Jewish peoplehood from Zamenhof to Jewdas

There is an interesting web site hailing out of Britain called Jewdas, subtitled "radical voices for the alternative diaspora". The contributors tout a countercultural version of Jewishness as an alternative to both Zionism and traditional religiosity. There is much of interest here, but for our purposes, I call your attention to this essay:

The Big Ethnic Love-In by Baruch Trotsky

Mr. Trotsky is skeptical about some contemporary propaganda in favor of Jewish "peoplehood", deeming it a dubious ideological metaphysical concept as problematic as nationalism or race. More importantly, he delves into the actual diversity and hybridity of real Jewish history and existence, and wonders what a unifying conception of Jewishness could possibly be. The readers' responses are also quite interesting, and in the process, the delineation of the question becomes refined.

Interestingly, this very question was debated over a century ago when a definable ethnic culture or meta-culture was easy to pinpoint, though even then the defining criteria of peoplehood proved to be elusive in the case of the Jews. One very interesting intervention, which is not brought into historical specialist or popular discussion as much as it should be, was that of L.L. Zamenhof, whose claim to fame is the creation of Esperanto, but who also went through a fascinating evolution in his engagement with the Jewish question perplexing Eastern European Jews. Zamenhof was an early proponent of Zionism, first recommending a settlement in the USA, later ceding to the Palestine option, and eventually categorically rejecting the whole project. Zamenhof also published a project for the reform and standardization of Yiddish, also later abandoned.

Ultimately, Zamenhof set his hopes on the reform of the Jewish religion itself, in a doctrine he called Hilelismo. Here he makes his most forceful arguments, mercilessly demystifying the notion of Jewish peoplehood, while posing the very questions now being asked in an entirely different historical situation. To learn more about this, you can follow the links on this blog. The key blog posts are:

L.L. Zamenhof's 150th birthday


L.L. Zamenhof and the Shadow People


Zamenhof & the new Jewish intellectual historiography (2)

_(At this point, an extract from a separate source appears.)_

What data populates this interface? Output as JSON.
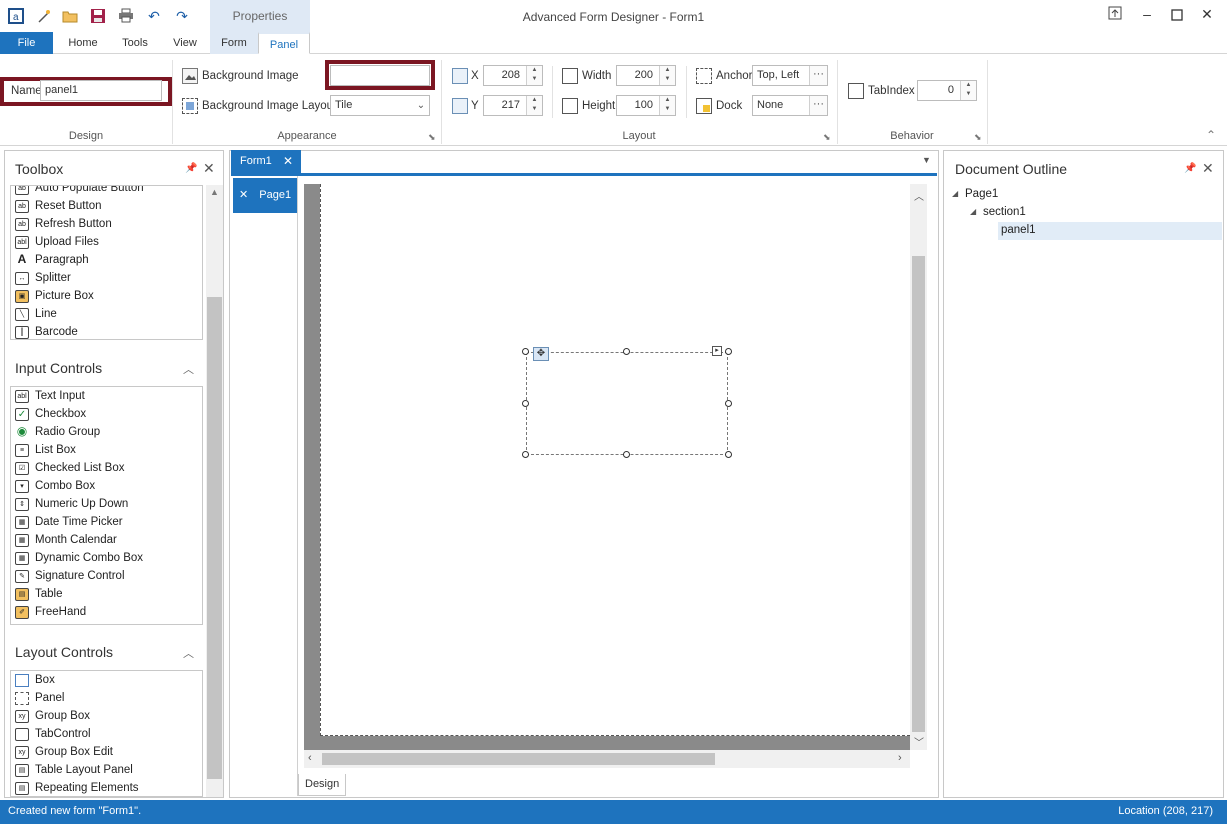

Hilelismo was not Zamenhof's final formulation.While he sought to bring Eastern European Jewry into the 20th century, creating a modern people out of a "pseudo-people" nostalgic for a religion and a homeland it could no longer believe in (or at least the intelligentsia could not), Zamenhof generalized his religious reform program to include all who wanted to participate in a universal, common alternative religious practice, while recognizing or maintaining their inherited religious traditions if they so chose in a non-absolutist, non-theistic fashion, somewhat akin to Ethical Culture or Unitarianism. He dubbed his revised religious doctrine Homaranismo (not strictly translatable, but meaning considering oneself a member of humanity) which, along with his thinking about Jews and about Esperanto itself, continued to develop until his death in 1917.